As I wrote that sentence I wondered if there was any meaning in the natural order that those roles spilled out onto the screen. Some roles are new, while others (teacher, student, Easter Bunny) have been dropped. I rememeber in my twenties trying to figure out who I was and now as I complete my 30's I realize that who I am is an ever changing dynamic held together by some core values that get sorted out as I write. So welcome to The Nest.

Wednesday, June 16, 2010

Evil Genius




We were at the park yesterday afternoon and Nori was chattering away, as she does, asking questions, ("Why is Charlie doing that mommy?") and making declarations ("I want to wear my hat"). A woman overheard our exchange and asked, in that I just had to ask tone, "How old is she?" I replied, "Two, almost two and a half." The woman half nodded with relief and replied,"Oh she is so tiny. I thought she was younger." I laughed and jokingly said, "Yes, she probably looks like a little genius." To which she replied, "Well my daughter was talking at 9 months so that's what made me ask.." At which point the conversation was over but continued in my head.
"9 months, really? Wow that must have been really annoying. Did you just come from tennis lessons or do you always wear a short white skirt to the park to read Style magazine from the shady bench? Sorry to run, but I have to go now and chase after my son who is kissing the bronze statue of the little boy to whom this park is dedicated and stop my genius daughter from eating the mulch."

Hopefully my face was not gesticulating wildly during my inner dialogue. I wonder now about her motives in striking up the conversation. I guess it was not really a conversation at all, but really a fact finding mission, or a competition for which I forgot to pay the entrance fee. She didn't seem to be looking for a doubles partner. Maybe she was between fads in her magazine.

Saturday, June 12, 2010

Sand in Your Eyes

Our first beach day of the season. By day I mean the morning since as the nap nazi I had to have them in the car and on their way home by 12:00 so they could be in their cribs by 1:00. Overall a great morning but I did lose one of Charlie’s shoes somewhere between pushing the stroller up a hill of sand and d-sanding two two-year olds in the back of the car. I am still considering it a win since it was only one shoe.
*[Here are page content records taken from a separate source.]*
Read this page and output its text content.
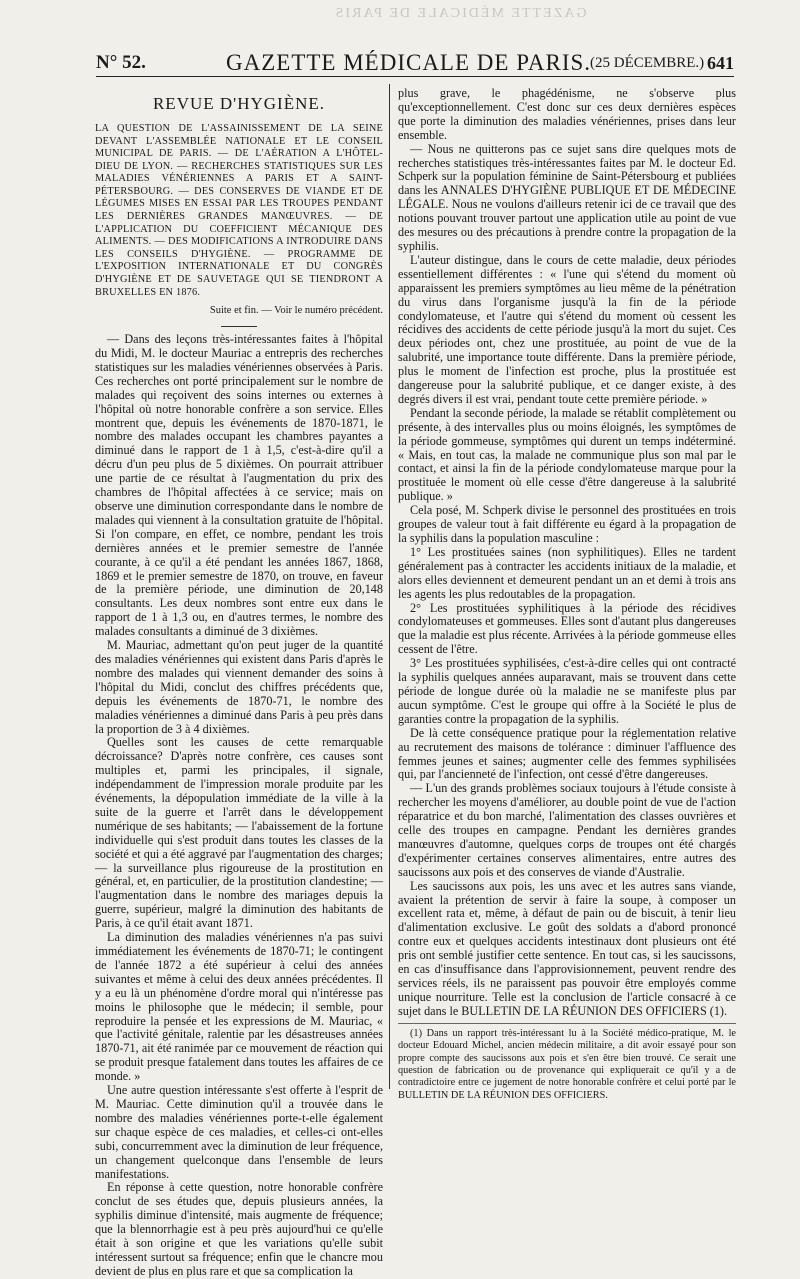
GAZETTE MÉDICALE DE PARIS
N° 52.	GAZETTE MÉDICALE DE PARIS.
(25 DÉCEMBRE.) 641
REVUE D'HYGIÈNE.
LA QUESTION DE L'ASSAINISSEMENT DE LA SEINE DEVANT L'ASSEMBLÉE NATIONALE ET LE CONSEIL MUNICIPAL DE PARIS. — DE L'AÉRATION A L'HÔTEL-DIEU DE LYON. — RECHERCHES STATISTIQUES SUR LES MALADIES VÉNÉRIENNES A PARIS ET A SAINT-PÉTERSBOURG. — DES CONSERVES DE VIANDE ET DE LÉGUMES MISES EN ESSAI PAR LES TROUPES PENDANT LES DERNIÈRES GRANDES MANŒUVRES. — DE L'APPLICATION DU COEFFICIENT MÉCANIQUE DES ALIMENTS. — DES MODIFICATIONS A INTRODUIRE DANS LES CONSEILS D'HYGIÈNE. — PROGRAMME DE L'EXPOSITION INTERNATIONALE ET DU CONGRÈS D'HYGIÈNE ET DE SAUVETAGE QUI SE TIENDRONT A BRUXELLES EN 1876.
Suite et fin. — Voir le numéro précédent.

— Dans des leçons très-intéressantes faites à l'hôpital du Midi, M. le docteur Mauriac a entrepris des recherches statistiques sur les maladies vénériennes observées à Paris. Ces recherches ont porté principalement sur le nombre de malades qui reçoivent des soins internes ou externes à l'hôpital où notre honorable confrère a son service. Elles montrent que, depuis les événements de 1870-1871, le nombre des malades occupant les chambres payantes a diminué dans le rapport de 1 à 1,5, c'est-à-dire qu'il a décru d'un peu plus de 5 dixièmes. On pourrait attribuer une partie de ce résultat à l'augmentation du prix des chambres de l'hôpital affectées à ce service; mais on observe une diminution correspondante dans le nombre de malades qui viennent à la consultation gratuite de l'hôpital. Si l'on compare, en effet, ce nombre, pendant les trois dernières années et le premier semestre de l'année courante, à ce qu'il a été pendant les années 1867, 1868, 1869 et le premier semestre de 1870, on trouve, en faveur de la première période, une diminution de 20,148 consultants. Les deux nombres sont entre eux dans le rapport de 1 à 1,3 ou, en d'autres termes, le nombre des malades consultants a diminué de 3 dixièmes.

M. Mauriac, admettant qu'on peut juger de la quantité des maladies vénériennes qui existent dans Paris d'après le nombre des malades qui viennent demander des soins à l'hôpital du Midi, conclut des chiffres précédents que, depuis les événements de 1870-71, le nombre des maladies vénériennes a diminué dans Paris à peu près dans la proportion de 3 à 4 dixièmes.

Quelles sont les causes de cette remarquable décroissance? D'après notre confrère, ces causes sont multiples et, parmi les principales, il signale, indépendamment de l'impression morale produite par les événements, la dépopulation immédiate de la ville à la suite de la guerre et l'arrêt dans le développement numérique de ses habitants; — l'abaissement de la fortune individuelle qui s'est produit dans toutes les classes de la société et qui a été aggravé par l'augmentation des charges; — la surveillance plus rigoureuse de la prostitution en général, et, en particulier, de la prostitution clandestine; — l'augmentation dans le nombre des mariages depuis la guerre, supérieur, malgré la diminution des habitants de Paris, à ce qu'il était avant 1871.

La diminution des maladies vénériennes n'a pas suivi immédiatement les événements de 1870-71; le contingent de l'année 1872 a été supérieur à celui des années suivantes et même à celui des deux années précédentes. Il y a eu là un phénomène d'ordre moral qui n'intéresse pas moins le philosophe que le médecin; il semble, pour reproduire la pensée et les expressions de M. Mauriac, « que l'activité génitale, ralentie par les désastreuses années 1870-71, ait été ranimée par ce mouvement de réaction qui se produit presque fatalement dans toutes les affaires de ce monde. »

Une autre question intéressante s'est offerte à l'esprit de M. Mauriac. Cette diminution qu'il a trouvée dans le nombre des maladies vénériennes porte-t-elle également sur chaque espèce de ces maladies, et celles-ci ont-elles subi, concurremment avec la diminution de leur fréquence, un changement quelconque dans l'ensemble de leurs manifestations.

En réponse à cette question, notre honorable confrère conclut de ses études que, depuis plusieurs années, la syphilis diminue d'intensité, mais augmente de fréquence; que la blennorrhagie est à peu près aujourd'hui ce qu'elle était à son origine et que les variations qu'elle subit intéressent surtout sa fréquence; enfin que le chancre mou devient de plus en plus rare et que sa complication la

plus grave, le phagédénisme, ne s'observe plus qu'exceptionnellement. C'est donc sur ces deux dernières espèces que porte la diminution des maladies vénériennes, prises dans leur ensemble.

— Nous ne quitterons pas ce sujet sans dire quelques mots de recherches statistiques très-intéressantes faites par M. le docteur Ed. Schperk sur la population féminine de Saint-Pétersbourg et publiées dans les ANNALES D'HYGIÈNE PUBLIQUE ET DE MÉDECINE LÉGALE. Nous ne voulons d'ailleurs retenir ici de ce travail que des notions pouvant trouver partout une application utile au point de vue des mesures ou des précautions à prendre contre la propagation de la syphilis.

L'auteur distingue, dans le cours de cette maladie, deux périodes essentiellement différentes : « l'une qui s'étend du moment où apparaissent les premiers symptômes au lieu même de la pénétration du virus dans l'organisme jusqu'à la fin de la période condylomateuse, et l'autre qui s'étend du moment où cessent les récidives des accidents de cette période jusqu'à la mort du sujet. Ces deux périodes ont, chez une prostituée, au point de vue de la salubrité, une importance toute différente. Dans la première période, plus le moment de l'infection est proche, plus la prostituée est dangereuse pour la salubrité publique, et ce danger existe, à des degrés divers il est vrai, pendant toute cette première période. »

Pendant la seconde période, la malade se rétablit complètement ou présente, à des intervalles plus ou moins éloignés, les symptômes de la période gommeuse, symptômes qui durent un temps indéterminé. « Mais, en tout cas, la malade ne communique plus son mal par le contact, et ainsi la fin de la période condylomateuse marque pour la prostituée le moment où elle cesse d'être dangereuse à la salubrité publique. »

Cela posé, M. Schperk divise le personnel des prostituées en trois groupes de valeur tout à fait différente eu égard à la propagation de la syphilis dans la population masculine :

1° Les prostituées saines (non syphilitiques). Elles ne tardent généralement pas à contracter les accidents initiaux de la maladie, et alors elles deviennent et demeurent pendant un an et demi à trois ans les agents les plus redoutables de la propagation.

2° Les prostituées syphilitiques à la période des récidives condylomateuses et gommeuses. Elles sont d'autant plus dangereuses que la maladie est plus récente. Arrivées à la période gommeuse elles cessent de l'être.

3° Les prostituées syphilisées, c'est-à-dire celles qui ont contracté la syphilis quelques années auparavant, mais se trouvent dans cette période de longue durée où la maladie ne se manifeste plus par aucun symptôme. C'est le groupe qui offre à la Société le plus de garanties contre la propagation de la syphilis.

De là cette conséquence pratique pour la réglementation relative au recrutement des maisons de tolérance : diminuer l'affluence des femmes jeunes et saines; augmenter celle des femmes syphilisées qui, par l'ancienneté de l'infection, ont cessé d'être dangereuses.

— L'un des grands problèmes sociaux toujours à l'étude consiste à rechercher les moyens d'améliorer, au double point de vue de l'action réparatrice et du bon marché, l'alimentation des classes ouvrières et celle des troupes en campagne. Pendant les dernières grandes manœuvres d'automne, quelques corps de troupes ont été chargés d'expérimenter certaines conserves alimentaires, entre autres des saucissons aux pois et des conserves de viande d'Australie.

Les saucissons aux pois, les uns avec et les autres sans viande, avaient la prétention de servir à faire la soupe, à composer un excellent rata et, même, à défaut de pain ou de biscuit, à tenir lieu d'alimentation exclusive. Le goût des soldats a d'abord prononcé contre eux et quelques accidents intestinaux dont plusieurs ont été pris ont semblé justifier cette sentence. En tout cas, si les saucissons, en cas d'insuffisance dans l'approvisionnement, peuvent rendre des services réels, ils ne paraissent pas pouvoir être employés comme unique nourriture. Telle est la conclusion de l'article consacré à ce sujet dans le BULLETIN DE LA RÉUNION DES OFFICIERS (1).

(1) Dans un rapport très-intéressant lu à la Société médico-pratique, M. le docteur Edouard Michel, ancien médecin militaire, a dit avoir essayé pour son propre compte des saucissons aux pois et s'en être bien trouvé. Ce serait une question de fabrication ou de provenance qui expliquerait ce qu'il y a de contradictoire entre ce jugement de notre honorable confrère et celui porté par le BULLETIN DE LA RÉUNION DES OFFICIERS.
I met two moms from the neighborhood there. All of our children are in their two’s. At this point they play together without much intervention from the moms, giving us the opportunity to talk. So what so we talk about? The kids. I guess it is the same with any work colleague-you discuss the job and as you get to know one another better you decide who will be more than a colleague. Two years in and I am still finding my place in the motherhood community. It took me at least six years to feel like a natural at teaching so I guess I have some time left to get the hang of this job and the politics that go with it. Ironically, by the six-year mark I should get a paying job, putting me into a whole new demographic.

As a teacher I liked getting observed and evaluated. I liked feedback and constructive criticism. It was a way for me to check in and improve. The evals at this job are a little less concrete and not often constructive.

However, every now and then I get a “Yay mommy.” And that, by far, is the best evaluation I have ever gotten.

Thursday, June 10, 2010

Let Love Rule



Our usual routine when crossing a parking lot out to the car involves carrying Charlie and taking Nori by the hand. Nori could walk before Charlie, and now she is less likely to break free and run than he is. Once in a while, I here a request from down below. “Pick me up mommy.” So I assure myself that I look like a bad ass, rather than an over taxed mother of twins, and carry a child in each arm. A few days ago I honored the request, and as I juggled Nori into the bend of my elbow, she laid her head on my shoulder and said, “I love you.” Rather than reciprocating her declaration I paused in step and speech and questioned her motives. Does she love me because I just got her a cookie from the bakery even though we will eat dinner in 15 minutes? Is it because I am not strict enough and I give in to her every whim? Does she even know what she is saying? Am I teaching her what love is? Correctly?


Loving correctly. Now that’s how I know I am dangerously close to parenting pedantry. Today, I am just going to bask in the love and leave the analysis to the experts.